Dans ces temps-là le mérite le plus accompli d'un chevalier consistoit à se montrer brave , gai , joli et amoureux. Quand on avoit dit de lui qu'il savoit également parler d'oiseaux , de chiens , d'armes et d'amour ; quand on avoit fait cet éloge de son esprit et de ses talents , on ne pouvoit plus rien ajouter à son portrait.

On ne parloit point de l'amour sans définir l'essence et le caractère du parfait et véritable amour ; et l'on se perdoit bientôt dans un labyrinthe de questions spéculatives sur les situations ou les plus désespérantes, ou les plus délicieuses d'un coeur tendre et sincère; sur les qualités les plus aimables ou les plus odieuses d'une maîtresse. Les fausses subtilités que chacun employoit pour défendre sa thèse, étoient appuyées, tantôt de déclamations in décentes contre les dames , tantôt de phrases pompeuses cent fois rebattues qu'on débitoit à leur honneur.
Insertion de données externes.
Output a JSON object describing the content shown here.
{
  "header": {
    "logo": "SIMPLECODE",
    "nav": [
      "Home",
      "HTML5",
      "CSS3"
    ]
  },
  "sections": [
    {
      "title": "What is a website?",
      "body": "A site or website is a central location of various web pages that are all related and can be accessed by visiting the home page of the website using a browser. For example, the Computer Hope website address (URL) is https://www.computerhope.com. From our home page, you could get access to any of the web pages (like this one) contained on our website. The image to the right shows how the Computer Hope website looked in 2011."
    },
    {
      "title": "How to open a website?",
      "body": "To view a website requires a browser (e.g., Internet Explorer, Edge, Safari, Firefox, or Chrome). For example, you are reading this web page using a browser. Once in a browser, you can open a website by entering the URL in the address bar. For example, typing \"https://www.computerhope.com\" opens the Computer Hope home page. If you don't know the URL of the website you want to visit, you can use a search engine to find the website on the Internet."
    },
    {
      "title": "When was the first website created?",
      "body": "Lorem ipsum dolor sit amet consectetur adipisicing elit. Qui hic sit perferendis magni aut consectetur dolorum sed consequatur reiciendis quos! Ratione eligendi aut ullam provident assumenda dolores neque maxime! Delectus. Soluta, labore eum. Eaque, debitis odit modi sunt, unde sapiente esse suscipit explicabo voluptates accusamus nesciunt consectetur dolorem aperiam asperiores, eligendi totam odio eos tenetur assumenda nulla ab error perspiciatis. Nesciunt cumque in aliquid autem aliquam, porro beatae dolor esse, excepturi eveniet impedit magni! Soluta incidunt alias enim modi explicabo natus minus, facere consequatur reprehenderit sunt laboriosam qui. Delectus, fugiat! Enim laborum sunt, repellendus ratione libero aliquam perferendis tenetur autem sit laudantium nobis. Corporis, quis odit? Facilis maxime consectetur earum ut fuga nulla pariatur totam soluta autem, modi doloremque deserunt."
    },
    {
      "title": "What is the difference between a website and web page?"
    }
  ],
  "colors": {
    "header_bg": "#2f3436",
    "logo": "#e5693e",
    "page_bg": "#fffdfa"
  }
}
Un juge de la dispute qui répondoit à ce qu'on appeloit prince d'amour , ou prince du Puy dans les cours d'amour, juridictions établies dans quelques contrées, pour connoître de ces importantes matières , un juge,dis-je, prononçoit des sentences presque toujours équivoques, obscures et souvent énigmatiques , auxquelles les parties se soumettoient avec une respectueuse docilité.

(…)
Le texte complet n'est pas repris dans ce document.